I've added prints for every time setAeroproblem, getResiduals, updateGeometryInfo, and the radi-j-k are erased. As you can see just before we encounter a nan in the adjoint solve, the radi-j-k are erased in the last derivative pass. This issue wouldn't show up if you only had one function of interest.

  *calling setAeroProblem*
-> Alpha... 0.000000 
 *calling updateGeometryInfo*
coordsAreEqual True
statesAreEqual True
setting aero problem
  *calling setAeroProblem*
-> Alpha... 0.000000 
 *calling updateGeometryInfo*
coordsAreEqual True
forces jacvec updatesMade: False
Solving linear in mphys_adflow
Solving ADjoint Transpose with PETSc...
   0 KSP Residual norm 9.9701713597E+01
  10 KSP Residual norm 9.3972313250E+01
  20 KSP Residual norm 1.4586560139E+01
  30 KSP Residual norm 4.1446054106E-01
  40 KSP Residual norm 2.0087418658E-02
  50 KSP Residual norm 7.1085667748E-04
  60 KSP Residual norm 2.7533446067E-05
  70 KSP Residual norm 1.5497907585E-06
  80 KSP Residual norm 9.8505053824E-08
  90 KSP Residual norm 4.1922545475E-09
 100 KSP Residual norm 2.0938772532E-10
Solving ADjoint Transpose with PETSc time (s) =    12.82
 Norm of error = 8.7413E-10    Iterations =  100
 ------------------------------------------------
 PETSc solver converged after   100 iterations.
 ------------------------------------------------
  *calling setAeroProblem*
-> Alpha... 0.000000 
 *calling updateGeometryInfo*
coordsAreEqual True
statesAreEqual True
Updating surface coords
 *calling updateGeometryInfo*
     ERASING RADI-JK
FD jacobian calcs with dvgeovsp took 5.482940673828125 seconds in total
updating the vsp model took 4.96399450302124 seconds
evaluating the new points took 0.5003964900970459 seconds
communication took 0.0013697147369384766 seconds
setting aero problem
  *calling setAeroProblem*
-> Alpha... 0.000000 
 *calling updateGeometryInfo*
coordsAreEqual True
forces jacvec updatesMade: False
Solving linear in mphys_adflow
Solving ADjoint Transpose with PETSc...
Solving ADjoint Transpose with PETSc time (s) =     0.04
 Norm of error =        NaN    Iterations =    0
 ------------------------------------------------
 PETSc solver converged after     0 iterations.
 ------------------------------------------------
joanibal commented 11 months ago

So we could add a residual call to the derivative routines of the mesh warping component, but my gut is that this issue will pop up again. I still believe it is better to just stop erasing radi-j-k.

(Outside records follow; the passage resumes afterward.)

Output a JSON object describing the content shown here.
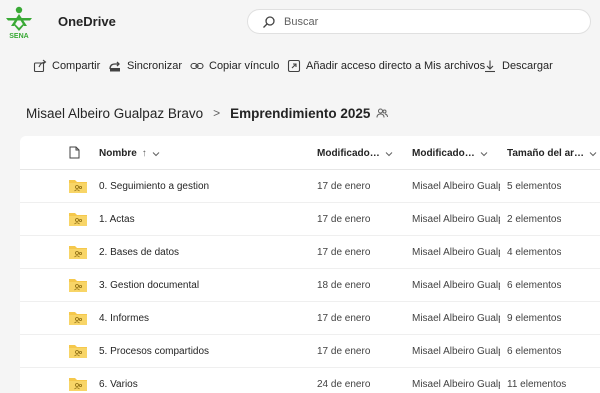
{
  "header": {
    "app_name": "OneDrive",
    "search_placeholder": "Buscar"
  },
  "commands": [
    {
      "label": "Compartir",
      "icon": "share-icon"
    },
    {
      "label": "Sincronizar",
      "icon": "sync-icon"
    },
    {
      "label": "Copiar vínculo",
      "icon": "link-icon"
    },
    {
      "label": "Añadir acceso directo a Mis archivos",
      "icon": "shortcut-icon"
    },
    {
      "label": "Descargar",
      "icon": "download-icon"
    }
  ],
  "breadcrumb": {
    "root": "Misael Albeiro Gualpaz Bravo",
    "separator": ">",
    "current": "Emprendimiento 2025"
  },
  "columns": {
    "file_type_icon": "document-icon",
    "name": "Nombre",
    "name_sort": "↑",
    "modified": "Modificado…",
    "modified_by": "Modificado…",
    "size": "Tamaño del ar…"
  },
  "rows": [
    {
      "name": "0. Seguimiento a gestion",
      "modified": "17 de enero",
      "modified_by": "Misael Albeiro Gualpaz Bravo",
      "size": "5 elementos"
    },
    {
      "name": "1. Actas",
      "modified": "17 de enero",
      "modified_by": "Misael Albeiro Gualpaz Bravo",
      "size": "2 elementos"
    },
    {
      "name": "2. Bases de datos",
      "modified": "17 de enero",
      "modified_by": "Misael Albeiro Gualpaz Bravo",
      "size": "4 elementos"
    },
    {
      "name": "3. Gestion documental",
      "modified": "18 de enero",
      "modified_by": "Misael Albeiro Gualpaz Bravo",
      "size": "6 elementos"
    },
    {
      "name": "4. Informes",
      "modified": "17 de enero",
      "modified_by": "Misael Albeiro Gualpaz Bravo",
      "size": "9 elementos"
    },
    {
      "name": "5. Procesos compartidos",
      "modified": "17 de enero",
      "modified_by": "Misael Albeiro Gualpaz Bravo",
      "size": "6 elementos"
    },
    {
      "name": "6. Varios",
      "modified": "24 de enero",
      "modified_by": "Misael Albeiro Gualpaz Bravo",
      "size": "11 elementos"
    }
  ],
  "colors": {
    "logo_green": "#39a935",
    "folder_yellow": "#f5c84c",
    "folder_dark": "#e3a92a"
  }
}
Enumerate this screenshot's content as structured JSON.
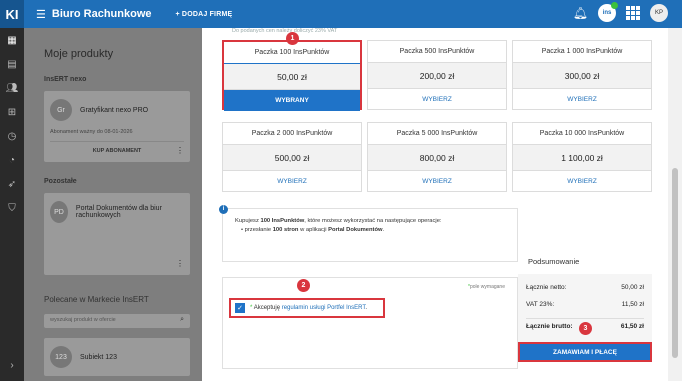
{
  "topbar": {
    "logo": "KI",
    "app_title": "Biuro Rachunkowe",
    "add_company": "+ DODAJ FIRMĘ",
    "ins_badge": "ins",
    "avatar": "KP"
  },
  "left": {
    "title": "Moje produkty",
    "section1": "InsERT nexo",
    "product1": {
      "avatar": "Gr",
      "name": "Gratyfikant nexo PRO",
      "sub": "Abonament ważny do 08-01-2026",
      "action": "KUP ABONAMENT"
    },
    "section2": "Pozostałe",
    "product2": {
      "avatar": "PD",
      "name": "Portal Dokumentów dla biur rachunkowych"
    },
    "section3": "Polecane w Markecie InsERT",
    "search_placeholder": "wyszukaj produkt w ofercie",
    "product3": {
      "avatar": "123",
      "name": "Subiekt 123"
    }
  },
  "dialog": {
    "vat_note": "Do podanych cen należy doliczyć 23% VAT",
    "packages": [
      {
        "title": "Paczka 100 InsPunktów",
        "price": "50,00 zł",
        "button": "WYBRANY",
        "selected": true
      },
      {
        "title": "Paczka 500 InsPunktów",
        "price": "200,00 zł",
        "button": "WYBIERZ",
        "selected": false
      },
      {
        "title": "Paczka 1 000 InsPunktów",
        "price": "300,00 zł",
        "button": "WYBIERZ",
        "selected": false
      },
      {
        "title": "Paczka 2 000 InsPunktów",
        "price": "500,00 zł",
        "button": "WYBIERZ",
        "selected": false
      },
      {
        "title": "Paczka 5 000 InsPunktów",
        "price": "800,00 zł",
        "button": "WYBIERZ",
        "selected": false
      },
      {
        "title": "Paczka 10 000 InsPunktów",
        "price": "1 100,00 zł",
        "button": "WYBIERZ",
        "selected": false
      }
    ],
    "info_line1_pre": "Kupujesz ",
    "info_line1_bold": "100 InsPunktów",
    "info_line1_post": ", które możesz wykorzystać na następujące operacje:",
    "info_bullet_pre": "przesłanie ",
    "info_bullet_bold1": "100 stron",
    "info_bullet_mid": " w aplikacji ",
    "info_bullet_bold2": "Portal Dokumentów",
    "info_bullet_post": ".",
    "required_note": "pole wymagane",
    "consent_pre": "Akceptuję ",
    "consent_link": "regulamin usługi Portfel InsERT",
    "consent_post": ".",
    "summary_title": "Podsumowanie",
    "net_label": "Łącznie netto:",
    "net_value": "50,00 zł",
    "vat_label": "VAT 23%:",
    "vat_value": "11,50 zł",
    "gross_label": "Łącznie brutto:",
    "gross_value": "61,50 zł",
    "order_button": "ZAMAWIAM I PŁACĘ",
    "callouts": [
      "1",
      "2",
      "3"
    ]
  }
}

anilyil commented 11 months ago

Very interesting. I think this may be also relevant for https://github.com/mdolab/adflow/pull/308 The current code in this branch does not have that fix, so the surface mesh is always getting updated...

I now agree that not deleting radijk might be the best way here. Deallocating and re-allocating those 6 arrays probably just cost for no reason.

I say lets do this: We can merge #308 now, and you can test your code again with those fixes. if you are satisfied, I am fine with approving this PR as is.

anilyil commented 11 months ago

Merged that other PR. Can you please merge main (I am not doing it to avoid messing up your local installations) and test again? If you are still satisfied I can merge.

joanibal commented 11 months ago

Merged that other PR. Can you please merge main (I am not doing it to avoid messing up your local installations) and test again? If you are still satisfied I can merge.

By test again do you mean let the CI run again or check if the nan error remains without this PR?

anilyil commented 11 months ago

The CI wont be affected. Can you run your own MPhys derivative tests to make sure things are correct again after merging that last PR? The changes in that PR change the logic of geometry/surface updates, so the behavior will be different. I expect your fixes to still work, but wanted to double check.

joanibal commented 11 months ago

Yep it still works, I just tested it.